Background: Amyotrophic lateral sclerosis (ALS) is a progressive neurodegenerative disorder affecting both the upper and lower motor neurons. Deteriorating pulmonary function as a reflection of progressive respiratory muscle weakness is a common feature, accounting for the majority of deaths. The aim of the study was to describe a trend in initial pulmonary function tests (PFT) of amyotrophic lateral sclerosis (ALS) patients, in addition, differentiating between the types of disease onset, bulbar, limb muscle, and a combination.

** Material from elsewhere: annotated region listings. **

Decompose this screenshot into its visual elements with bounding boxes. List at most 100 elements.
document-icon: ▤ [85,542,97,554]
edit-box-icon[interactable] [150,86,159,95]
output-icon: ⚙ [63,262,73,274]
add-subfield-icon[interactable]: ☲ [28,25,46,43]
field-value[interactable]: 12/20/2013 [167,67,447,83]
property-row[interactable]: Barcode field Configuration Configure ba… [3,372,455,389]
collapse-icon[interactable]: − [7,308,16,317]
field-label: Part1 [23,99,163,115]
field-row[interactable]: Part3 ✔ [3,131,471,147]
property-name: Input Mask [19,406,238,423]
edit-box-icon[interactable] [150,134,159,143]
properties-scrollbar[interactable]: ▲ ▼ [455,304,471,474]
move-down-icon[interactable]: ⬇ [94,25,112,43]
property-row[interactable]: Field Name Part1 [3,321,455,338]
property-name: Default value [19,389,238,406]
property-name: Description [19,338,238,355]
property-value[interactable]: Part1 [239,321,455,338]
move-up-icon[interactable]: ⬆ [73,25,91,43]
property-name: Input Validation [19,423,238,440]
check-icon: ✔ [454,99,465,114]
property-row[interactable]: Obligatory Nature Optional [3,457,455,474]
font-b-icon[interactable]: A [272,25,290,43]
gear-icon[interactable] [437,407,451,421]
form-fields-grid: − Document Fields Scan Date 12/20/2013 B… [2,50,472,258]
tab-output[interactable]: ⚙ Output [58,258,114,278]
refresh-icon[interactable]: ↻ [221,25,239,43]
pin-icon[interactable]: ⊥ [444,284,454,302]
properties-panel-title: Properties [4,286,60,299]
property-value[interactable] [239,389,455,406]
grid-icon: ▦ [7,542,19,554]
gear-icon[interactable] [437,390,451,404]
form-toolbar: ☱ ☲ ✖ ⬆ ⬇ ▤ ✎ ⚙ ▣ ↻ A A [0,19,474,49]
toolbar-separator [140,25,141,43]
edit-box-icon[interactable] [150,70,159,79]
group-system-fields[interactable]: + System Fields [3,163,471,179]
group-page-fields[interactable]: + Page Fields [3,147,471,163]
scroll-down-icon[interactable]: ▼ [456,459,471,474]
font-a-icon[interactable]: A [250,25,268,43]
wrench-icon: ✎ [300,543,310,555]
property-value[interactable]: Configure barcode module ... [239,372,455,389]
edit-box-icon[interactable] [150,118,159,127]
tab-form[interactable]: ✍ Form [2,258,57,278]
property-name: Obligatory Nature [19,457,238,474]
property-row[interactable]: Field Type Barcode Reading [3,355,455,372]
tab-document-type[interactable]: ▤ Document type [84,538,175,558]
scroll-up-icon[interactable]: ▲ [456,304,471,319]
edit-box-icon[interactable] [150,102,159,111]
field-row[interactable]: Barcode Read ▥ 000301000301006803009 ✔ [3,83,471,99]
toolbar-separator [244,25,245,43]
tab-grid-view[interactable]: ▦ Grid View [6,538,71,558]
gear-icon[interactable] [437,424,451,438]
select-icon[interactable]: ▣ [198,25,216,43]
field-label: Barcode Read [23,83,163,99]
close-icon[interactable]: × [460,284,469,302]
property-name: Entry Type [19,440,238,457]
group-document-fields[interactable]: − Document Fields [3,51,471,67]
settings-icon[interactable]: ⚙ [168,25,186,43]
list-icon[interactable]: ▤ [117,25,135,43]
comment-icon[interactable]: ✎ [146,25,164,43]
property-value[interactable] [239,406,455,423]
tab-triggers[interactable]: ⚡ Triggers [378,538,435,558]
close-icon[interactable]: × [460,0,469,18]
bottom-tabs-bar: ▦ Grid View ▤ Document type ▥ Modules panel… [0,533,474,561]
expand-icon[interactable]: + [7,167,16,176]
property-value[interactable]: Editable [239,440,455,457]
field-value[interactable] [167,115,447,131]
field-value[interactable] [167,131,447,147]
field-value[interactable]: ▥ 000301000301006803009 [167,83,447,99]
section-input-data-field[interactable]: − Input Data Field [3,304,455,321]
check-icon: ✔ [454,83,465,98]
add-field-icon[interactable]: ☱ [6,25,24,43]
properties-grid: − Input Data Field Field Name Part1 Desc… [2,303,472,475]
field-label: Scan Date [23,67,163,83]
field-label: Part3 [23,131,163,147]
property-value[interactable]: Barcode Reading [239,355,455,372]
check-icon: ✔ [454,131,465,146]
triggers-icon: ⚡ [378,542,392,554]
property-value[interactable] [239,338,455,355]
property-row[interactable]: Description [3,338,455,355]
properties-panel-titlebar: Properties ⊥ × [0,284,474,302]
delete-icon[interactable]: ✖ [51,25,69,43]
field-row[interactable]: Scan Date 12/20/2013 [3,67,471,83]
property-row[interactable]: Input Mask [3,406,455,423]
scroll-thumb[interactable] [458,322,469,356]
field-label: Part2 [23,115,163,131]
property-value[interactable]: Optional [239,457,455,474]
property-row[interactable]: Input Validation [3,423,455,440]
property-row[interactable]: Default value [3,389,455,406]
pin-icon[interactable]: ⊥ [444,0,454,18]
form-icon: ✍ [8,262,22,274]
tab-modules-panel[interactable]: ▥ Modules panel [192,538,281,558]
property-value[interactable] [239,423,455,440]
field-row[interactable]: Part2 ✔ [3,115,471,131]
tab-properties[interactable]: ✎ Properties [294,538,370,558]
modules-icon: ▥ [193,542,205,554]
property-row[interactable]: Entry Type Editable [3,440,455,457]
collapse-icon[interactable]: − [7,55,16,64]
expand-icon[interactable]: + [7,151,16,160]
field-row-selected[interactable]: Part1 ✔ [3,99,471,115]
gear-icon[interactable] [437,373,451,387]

Methods: Initial PFT were gathered from 32 consecutive patients in our clinic with the diagnosis of ALS, they were categorized by the type of disease onset. Values obtained were referenced to the 95% confidence limits for normality.
Results: There was evidence of significant reductions in both the FEV1 (64.7% predicted) and FVC (61.2%), with preservation of the FEV1/FVC (81.7%). The MVV was significantly reduced (43%). Total lung capacity was 93.2%, the residual volumes was increased at 145.7%. Subgroup analysis failed to show significant differences between types of disease onset. In the bulbar onset group (versus the limb group) there was a trend for the MVV to be further reduced (p = 0.15) and the RV to be higher (157.4% versus 135.9%, P = 0.24).
Conclusions: ALS is a devastating disease that invariably leads to respiratory failure. Abnormal spirometric variables such as the FVC and MVV, likely reflect inspiratory muscle weakness and increased RV likely reflect expiratory muscle weakness. The type of disease onset did not result in a different pattern of PFT abnormalities.